Wawancara Eksklusif
Wawancara Eksklusif Prof Zubairi Djoerban : Poligami Bukan Cegah HIV/AIDS (Bagian-2/Selesai)
Spesialis Penyakit Dalam Prof dr Zubairi Djoerban memandang cara berpoligami pada praktiknya tidak mudah.
Selain itu itu juga ibu hamil positif HIV dianjurkan meminum obat supaya tidak tertular ke anaknya, dan itu sudah dibuktikan di banyak negara. Jadi banyak anak yang lahir tetapi tidak tertular HIV dari ibunya.
Apakah betul orang yang dalam masa recovery HIV mudah terinfeksi cacar monyet dan Covid-19?
Nggak benar sama sekali. Jadi yang terbukti amat sangat jelas ternyata pasien HIV/AIDS itu ringan sekali gejalanya. Khusus untuk pasien HIV yang terkontrol baik virusnya hampir semuanya baik tidak mudah tertular.
Memang cacar monyet penularannya ada yang droplet, bersentuhan kulit namun kenyataan dilapangan berbeda 95 persen. Amat sangat sedikit.
Kebanyakan seperti di Afrika penularan cacar monyet justru terjadi akibat hubungan intim laki dengan laki. Untungnya angka kematiannya rendah 0,1 persen dibandingkan Covid-19.

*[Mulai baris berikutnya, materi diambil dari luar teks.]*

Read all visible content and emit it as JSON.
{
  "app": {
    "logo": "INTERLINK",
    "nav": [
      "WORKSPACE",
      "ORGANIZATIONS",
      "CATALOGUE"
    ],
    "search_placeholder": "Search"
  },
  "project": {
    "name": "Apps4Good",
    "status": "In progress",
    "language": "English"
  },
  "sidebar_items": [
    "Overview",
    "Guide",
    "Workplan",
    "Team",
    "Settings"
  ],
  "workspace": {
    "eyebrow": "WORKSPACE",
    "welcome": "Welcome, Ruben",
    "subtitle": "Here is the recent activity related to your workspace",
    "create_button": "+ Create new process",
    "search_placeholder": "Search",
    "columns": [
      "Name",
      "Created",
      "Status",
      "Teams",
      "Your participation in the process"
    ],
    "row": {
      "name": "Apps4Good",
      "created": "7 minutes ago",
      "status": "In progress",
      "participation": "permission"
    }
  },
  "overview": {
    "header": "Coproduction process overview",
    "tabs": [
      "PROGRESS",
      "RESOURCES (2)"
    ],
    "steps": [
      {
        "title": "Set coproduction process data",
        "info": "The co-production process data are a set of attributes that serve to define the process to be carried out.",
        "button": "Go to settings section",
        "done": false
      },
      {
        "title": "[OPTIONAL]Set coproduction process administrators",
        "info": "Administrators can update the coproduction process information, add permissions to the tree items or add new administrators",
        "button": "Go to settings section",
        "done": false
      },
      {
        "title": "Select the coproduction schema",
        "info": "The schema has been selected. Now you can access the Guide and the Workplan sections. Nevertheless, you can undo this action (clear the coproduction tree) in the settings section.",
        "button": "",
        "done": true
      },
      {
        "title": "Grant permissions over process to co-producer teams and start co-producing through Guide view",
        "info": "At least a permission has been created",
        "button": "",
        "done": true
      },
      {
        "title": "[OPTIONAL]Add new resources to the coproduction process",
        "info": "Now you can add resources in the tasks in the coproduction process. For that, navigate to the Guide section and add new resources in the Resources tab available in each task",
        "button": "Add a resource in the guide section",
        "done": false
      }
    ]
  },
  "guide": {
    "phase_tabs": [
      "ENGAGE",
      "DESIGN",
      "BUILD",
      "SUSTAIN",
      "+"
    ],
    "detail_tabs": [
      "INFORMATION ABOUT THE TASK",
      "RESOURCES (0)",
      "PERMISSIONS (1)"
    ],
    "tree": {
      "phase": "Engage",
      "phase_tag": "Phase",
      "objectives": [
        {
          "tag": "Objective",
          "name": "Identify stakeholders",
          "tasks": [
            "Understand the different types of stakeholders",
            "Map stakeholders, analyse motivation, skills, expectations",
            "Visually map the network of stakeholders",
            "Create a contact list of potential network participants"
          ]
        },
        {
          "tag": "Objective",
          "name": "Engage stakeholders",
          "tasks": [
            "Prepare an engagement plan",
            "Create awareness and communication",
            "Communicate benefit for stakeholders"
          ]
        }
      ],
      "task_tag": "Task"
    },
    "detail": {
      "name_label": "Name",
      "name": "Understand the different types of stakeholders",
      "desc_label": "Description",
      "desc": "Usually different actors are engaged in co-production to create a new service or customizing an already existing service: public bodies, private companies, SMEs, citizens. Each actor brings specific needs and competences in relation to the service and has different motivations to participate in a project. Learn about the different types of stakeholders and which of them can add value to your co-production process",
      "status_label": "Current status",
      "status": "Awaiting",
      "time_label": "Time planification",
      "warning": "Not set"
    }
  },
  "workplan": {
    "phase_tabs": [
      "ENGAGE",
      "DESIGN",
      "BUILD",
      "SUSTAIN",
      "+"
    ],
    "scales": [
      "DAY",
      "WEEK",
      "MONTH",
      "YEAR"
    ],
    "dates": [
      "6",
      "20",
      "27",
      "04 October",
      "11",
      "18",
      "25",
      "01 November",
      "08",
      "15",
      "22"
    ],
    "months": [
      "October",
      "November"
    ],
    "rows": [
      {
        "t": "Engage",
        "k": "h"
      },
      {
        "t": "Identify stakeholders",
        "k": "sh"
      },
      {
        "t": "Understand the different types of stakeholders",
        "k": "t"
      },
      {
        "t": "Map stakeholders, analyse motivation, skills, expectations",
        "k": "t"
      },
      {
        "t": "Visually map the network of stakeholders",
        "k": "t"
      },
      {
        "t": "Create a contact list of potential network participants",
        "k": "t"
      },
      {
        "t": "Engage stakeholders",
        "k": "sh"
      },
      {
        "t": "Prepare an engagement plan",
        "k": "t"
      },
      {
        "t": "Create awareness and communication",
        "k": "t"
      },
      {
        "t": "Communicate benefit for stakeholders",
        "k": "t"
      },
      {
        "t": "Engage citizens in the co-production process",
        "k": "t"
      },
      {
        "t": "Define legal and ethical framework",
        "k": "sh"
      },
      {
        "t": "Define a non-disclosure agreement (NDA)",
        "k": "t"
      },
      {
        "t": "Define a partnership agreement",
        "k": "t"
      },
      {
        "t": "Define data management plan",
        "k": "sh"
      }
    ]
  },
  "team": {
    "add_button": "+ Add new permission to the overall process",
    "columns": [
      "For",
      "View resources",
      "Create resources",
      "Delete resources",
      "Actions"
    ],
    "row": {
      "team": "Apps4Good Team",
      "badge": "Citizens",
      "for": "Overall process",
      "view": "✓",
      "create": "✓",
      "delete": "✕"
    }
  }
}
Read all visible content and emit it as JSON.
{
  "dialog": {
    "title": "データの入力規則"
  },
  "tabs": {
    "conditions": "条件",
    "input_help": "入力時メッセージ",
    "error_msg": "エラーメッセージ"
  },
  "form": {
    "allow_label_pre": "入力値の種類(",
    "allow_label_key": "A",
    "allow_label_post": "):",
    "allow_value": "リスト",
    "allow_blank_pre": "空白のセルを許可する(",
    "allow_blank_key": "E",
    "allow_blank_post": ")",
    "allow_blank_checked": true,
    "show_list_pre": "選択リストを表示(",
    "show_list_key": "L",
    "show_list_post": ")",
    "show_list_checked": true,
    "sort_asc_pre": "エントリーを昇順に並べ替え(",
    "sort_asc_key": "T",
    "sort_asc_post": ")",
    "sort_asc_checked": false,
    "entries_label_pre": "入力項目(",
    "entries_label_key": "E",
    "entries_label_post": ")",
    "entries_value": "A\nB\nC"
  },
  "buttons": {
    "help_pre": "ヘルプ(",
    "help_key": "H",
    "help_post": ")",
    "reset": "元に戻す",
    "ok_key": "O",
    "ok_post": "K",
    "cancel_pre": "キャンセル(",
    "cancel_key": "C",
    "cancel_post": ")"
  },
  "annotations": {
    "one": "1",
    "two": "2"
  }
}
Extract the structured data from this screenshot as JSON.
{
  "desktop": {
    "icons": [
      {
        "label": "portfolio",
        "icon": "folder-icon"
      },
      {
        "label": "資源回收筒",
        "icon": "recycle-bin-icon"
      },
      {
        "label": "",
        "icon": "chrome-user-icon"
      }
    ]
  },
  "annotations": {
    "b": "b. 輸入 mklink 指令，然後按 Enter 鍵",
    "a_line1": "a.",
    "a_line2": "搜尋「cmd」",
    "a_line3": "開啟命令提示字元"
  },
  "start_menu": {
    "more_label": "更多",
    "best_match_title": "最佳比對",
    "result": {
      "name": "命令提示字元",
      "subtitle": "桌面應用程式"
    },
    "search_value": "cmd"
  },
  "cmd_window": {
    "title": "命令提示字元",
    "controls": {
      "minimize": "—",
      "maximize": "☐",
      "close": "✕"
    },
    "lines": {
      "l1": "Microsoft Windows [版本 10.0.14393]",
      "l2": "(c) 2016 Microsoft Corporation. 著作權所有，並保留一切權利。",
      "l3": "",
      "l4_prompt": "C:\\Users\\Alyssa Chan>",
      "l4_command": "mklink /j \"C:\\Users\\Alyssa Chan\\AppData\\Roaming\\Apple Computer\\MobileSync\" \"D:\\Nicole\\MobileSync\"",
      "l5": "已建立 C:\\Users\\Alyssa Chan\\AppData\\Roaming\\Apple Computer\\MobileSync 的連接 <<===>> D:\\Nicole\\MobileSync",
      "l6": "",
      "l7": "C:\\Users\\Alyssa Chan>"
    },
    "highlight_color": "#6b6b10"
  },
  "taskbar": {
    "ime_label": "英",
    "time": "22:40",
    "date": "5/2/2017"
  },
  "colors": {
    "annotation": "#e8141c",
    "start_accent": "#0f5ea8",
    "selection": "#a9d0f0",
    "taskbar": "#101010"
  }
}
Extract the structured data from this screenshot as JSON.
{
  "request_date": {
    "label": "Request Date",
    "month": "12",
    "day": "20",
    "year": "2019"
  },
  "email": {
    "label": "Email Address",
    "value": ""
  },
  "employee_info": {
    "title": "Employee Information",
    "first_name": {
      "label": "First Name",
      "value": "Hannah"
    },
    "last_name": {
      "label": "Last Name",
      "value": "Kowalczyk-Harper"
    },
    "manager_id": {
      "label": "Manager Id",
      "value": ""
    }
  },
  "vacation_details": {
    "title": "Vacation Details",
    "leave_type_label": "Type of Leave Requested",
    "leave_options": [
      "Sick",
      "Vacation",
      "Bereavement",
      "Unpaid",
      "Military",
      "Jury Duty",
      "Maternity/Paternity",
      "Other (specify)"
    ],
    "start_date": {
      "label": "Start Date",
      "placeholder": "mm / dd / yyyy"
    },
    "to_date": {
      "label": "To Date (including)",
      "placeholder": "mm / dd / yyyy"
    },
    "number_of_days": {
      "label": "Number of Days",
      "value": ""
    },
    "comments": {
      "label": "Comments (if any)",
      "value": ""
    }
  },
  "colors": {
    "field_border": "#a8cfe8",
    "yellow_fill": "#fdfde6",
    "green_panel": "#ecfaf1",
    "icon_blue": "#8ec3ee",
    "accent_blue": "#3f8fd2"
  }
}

Selama menangani pasien HIV Aids adakah yg spesial pengalamannya?
Ada bayi yang ditinggalkan oleh seorang ibu di sebuah bidan. Pada akhirnya bayi ini diangkat anak oleh keluarga dan dibawa ke Singapura.
Ternyata hasil pemeriksaannya bayi ini HIV/AIDS, anak ini pun tidak diterima menjadi warga negara Singapura. Bayi ini akhirnya dikirim kembali ke Indonesia. Tidak ada yang menerima bayi terlantar ini, kami dari Yayasan Pelita Ilmu dengan senang hati mengasuh bayi tersebut.
Karena penasaran apakah betul bayi ini mengidap HIV/AIDS, kami melakukan pengetesan, hasilnya ternyata negatif. Bayi ini tidak tertular virus sama sekali karena seorang ibu bisa menularkan antara virus atau antibodi ke badan anaknya. Kebetulan anak ini hanya ada antibodi tanpa virus.
Sampai sekarang anaknya sudah setingkat SMA dan sehat. Yayasan Pelita Ilmu kita bangun di Tebet yang memang organisasi nirlaba memfokuskan pendampingan bidang HIV/AIDS.
Masih banyak anggapan-anggapan orang yg tertular HIV/AIDS? Bagaimana tanggapan Prof untuk meluruskan ini?
Kuncinya memang public opinion makers, pertama adalah dokter, kemudian ulama, guru, kalau sekarang influencer dan media. Pada waktu itu kita buat pelatihan dan kita baru tahu bahwa anak-anak SMA atau kuliah mana mau dengerin mbah-mbah kaya saya.
Jadi kita buat pelatihan anak-anak OSIS yang melakukan penyuluhan ke teman-teman sebayanya. Kita menyasar mall karena jumlah remajanya lumayan banyak supaya mereka dapat mencegah tertular HIV/AIDS.
Prof kalau dari pengamatan Anda bagaimana penyebaran HIV/AIDS di Indonesia terutama di wilayah Papua?
Ya, masih serius, estimasi kita masih sekitar 560 ribuan. Masalahnya yang minum obat tidak continue dan yang butuh obat banyak.